Thursday, July 23, 2009

The Real Story of LeBron James This Summer

We have all seen The Skulls and wondered if they really do all the weird initiations that the movie portrays. The nation was obsessed with The DaVinci Code and its tales of secret societies. And lets not forget about NBA referees and all the "coincidences" around Playoff games. Bottom line is, we all believe in conspiracies and secret societies, we're just not sure to what extent they exist. The Black Converse has been granted this exclusive tell-all about the biggest conspiracy you never knew.

One the King Of Pop (and the King of Media) passed away, it was time for the Media Moguls (this is the name for the secret society that these rich people belong to) to pick an heir. They didn't want to build someone from scratch and have to turn him into an anime character like last time. Plus, it was becoming harder and harder to make the front page meaning the antics had to get more and more ridiculous So they needed a fresh start, but they also needed someone who was already on his way.
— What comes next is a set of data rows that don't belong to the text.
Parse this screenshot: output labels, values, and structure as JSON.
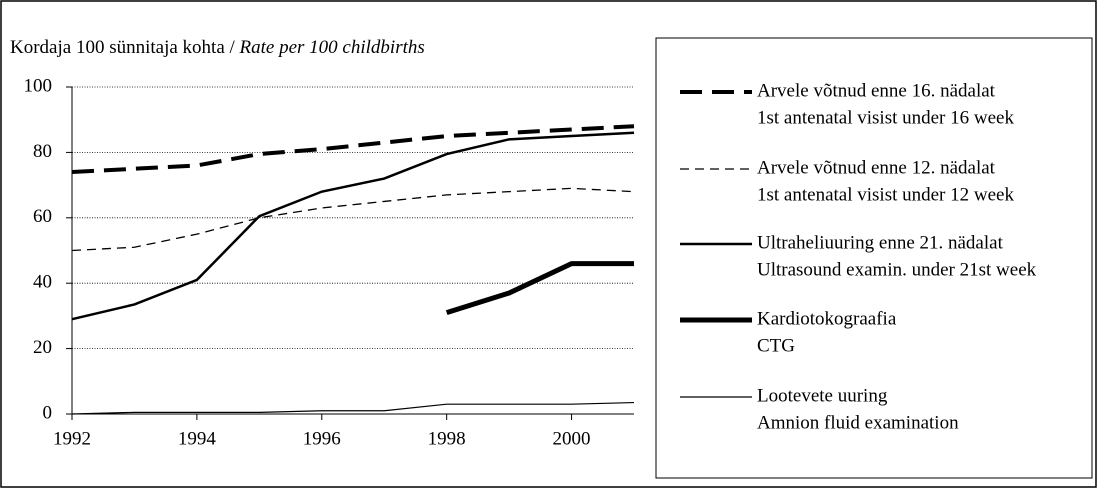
{
  "chart_data": {
    "type": "line",
    "title": "Kordaja 100 sünnitaja kohta /",
    "subtitle": "Rate per 100  childbirths",
    "x": [
      1992,
      1993,
      1994,
      1995,
      1996,
      1997,
      1998,
      1999,
      2000,
      2001
    ],
    "xlim": [
      1992,
      2001
    ],
    "xticks": [
      1992,
      1994,
      1996,
      1998,
      2000
    ],
    "ylim": [
      0,
      100
    ],
    "yticks": [
      0,
      20,
      40,
      60,
      80,
      100
    ],
    "grid": true,
    "legend": "right",
    "series": [
      {
        "name": "Arvele võtnud enne 16. nädalat",
        "name_en": "1st antenatal visist under 16 week",
        "color": "#000000",
        "width": 4,
        "dash": "22 10",
        "values": [
          74,
          75,
          76,
          79.5,
          81,
          83,
          85,
          86,
          87,
          88
        ]
      },
      {
        "name": "Arvele võtnud enne 12. nädalat",
        "name_en": "1st antenatal visist under 12 week",
        "color": "#000000",
        "width": 1.3,
        "dash": "9 6",
        "values": [
          50,
          51,
          55,
          60,
          63,
          65,
          67,
          68,
          69,
          68
        ]
      },
      {
        "name": "Ultraheliuuring enne 21. nädalat",
        "name_en": "Ultrasound examin. under 21st week",
        "color": "#000000",
        "width": 2.5,
        "dash": "none",
        "values": [
          29,
          33.5,
          41,
          60.5,
          68,
          72,
          79.5,
          84,
          85,
          86
        ]
      },
      {
        "name": "Kardiotokograafia",
        "name_en": "CTG",
        "color": "#000000",
        "width": 5,
        "dash": "none",
        "values": [
          null,
          null,
          null,
          null,
          null,
          null,
          31,
          37,
          46,
          46
        ]
      },
      {
        "name": "Lootevete uuring",
        "name_en": "Amnion fluid examination",
        "color": "#000000",
        "width": 1.2,
        "dash": "none",
        "values": [
          0,
          0.5,
          0.5,
          0.5,
          1,
          1,
          3,
          3,
          3,
          3.5
        ]
      }
    ]
  }
}
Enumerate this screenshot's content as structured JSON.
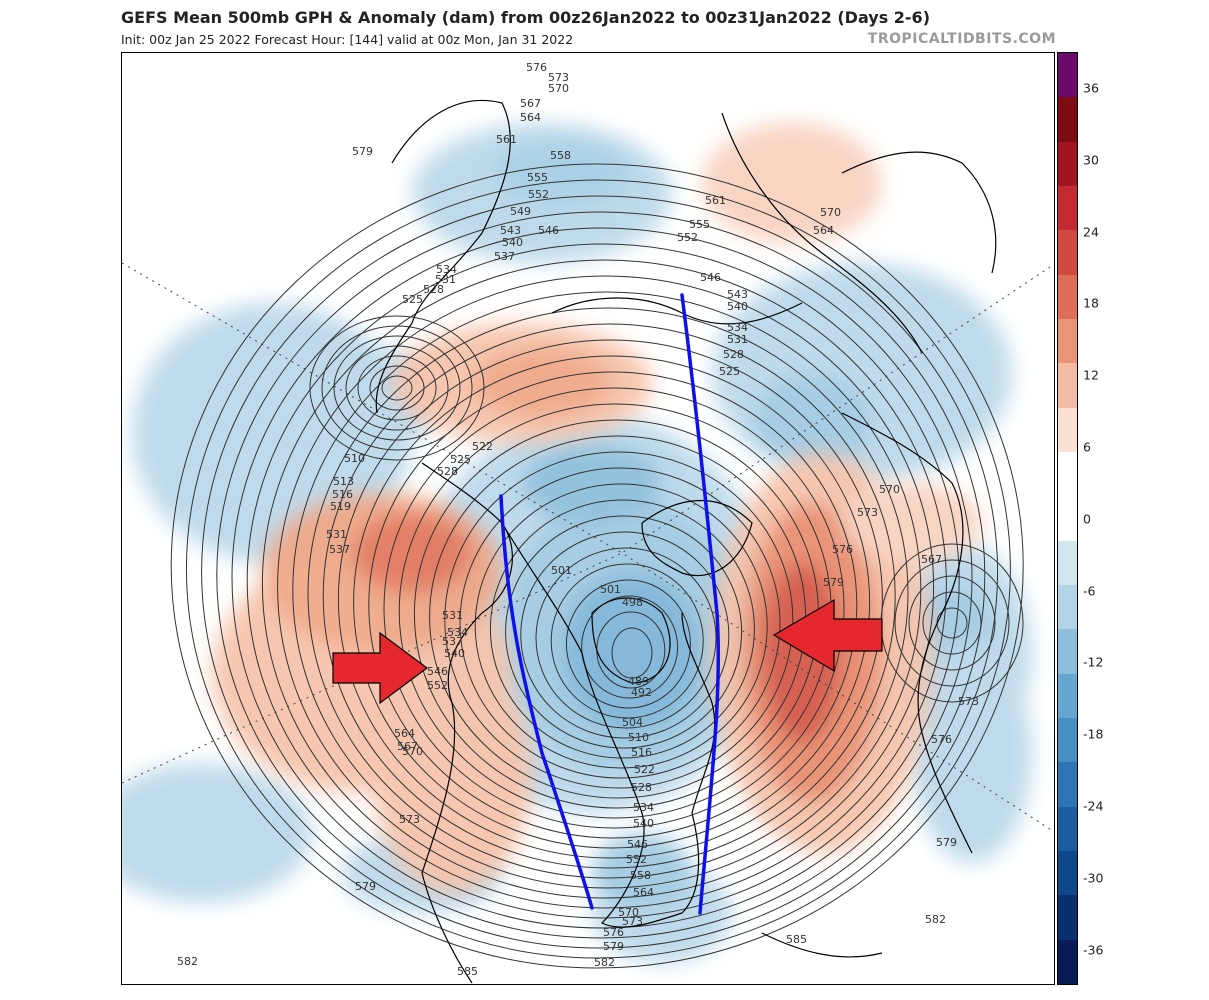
{
  "header": {
    "title": "GEFS Mean 500mb GPH & Anomaly (dam) from 00z26Jan2022 to 00z31Jan2022 (Days 2-6)",
    "subtitle": "Init: 00z Jan 25 2022   Forecast Hour: [144]   valid at 00z Mon, Jan 31 2022",
    "watermark": "TROPICALTIDBITS.COM"
  },
  "colorbar": {
    "ticks": [
      "36",
      "30",
      "24",
      "18",
      "12",
      "6",
      "0",
      "-6",
      "-12",
      "-18",
      "-24",
      "-30",
      "-36"
    ],
    "colors": [
      "#6a0a6a",
      "#7a0c12",
      "#a01520",
      "#c42a32",
      "#d04a42",
      "#de6e58",
      "#ea9478",
      "#f4bca4",
      "#fbe1d3",
      "#ffffff",
      "#ffffff",
      "#d2e6f0",
      "#b2d4e6",
      "#8cbedc",
      "#66a6d0",
      "#468ec4",
      "#2c74b4",
      "#1c5ca0",
      "#10468a",
      "#0a3070",
      "#0a1c58"
    ]
  },
  "contour_labels": [
    "576",
    "573",
    "570",
    "567",
    "564",
    "561",
    "558",
    "555",
    "552",
    "549",
    "546",
    "543",
    "540",
    "537",
    "534",
    "531",
    "528",
    "525",
    "579",
    "510",
    "513",
    "516",
    "519",
    "522",
    "525",
    "528",
    "531",
    "537",
    "561",
    "570",
    "564",
    "555",
    "552",
    "546",
    "543",
    "540",
    "534",
    "531",
    "528",
    "525",
    "570",
    "573",
    "576",
    "579",
    "567",
    "573",
    "576",
    "579",
    "582",
    "501",
    "501",
    "498",
    "489",
    "492",
    "504",
    "510",
    "516",
    "522",
    "528",
    "534",
    "540",
    "546",
    "552",
    "558",
    "564",
    "570",
    "573",
    "576",
    "579",
    "582",
    "531",
    "534",
    "537",
    "540",
    "546",
    "552",
    "564",
    "567",
    "570",
    "573",
    "579",
    "582",
    "585",
    "585"
  ],
  "annotations": {
    "left_arrow": "red-arrow-pointing-east",
    "right_arrow": "red-arrow-pointing-west",
    "trough_lines": "blue-lines"
  }
}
It was the perfect storm.

So they invited LeBron James to their secret meeting in Idaho. He had just come off an MVP season. He was making every reporter stand at attention anytime he put on a Yankees hat or even opened his mouth. He was on his way to finishing up in a mid-major media market on his way to the biggest one in the world. It was almost too perfect.

Some were still skeptical. He was too young. He was a child phenom. Would he have the same problems as his predecessor? Would he try and take matters into his own hands? But this wasn't a one horse race. There was another down in Mississippi with all the right moves. They would need to put them to the test.

So it was on. A battle for media buzz. The King Of Akron versus the King Of The Unretirement.

One continued to set deadlines for an announcement while the other turned a piece of seaweed into Loch Ness Monster. While the debating went on for weeks as to who was more ready to be the Heir, there was no debate as to how easy it was for them to grab the headlines with something so meaningless.

As of our print deadline, the decision had not been made. The Media Moguls were still locked inside their all-inclusive resort with no smoke rising out of the chimney yet. I suspect they will make an announcement soon, but not before they've ridden both these horses to the death, and then beat them with a stick.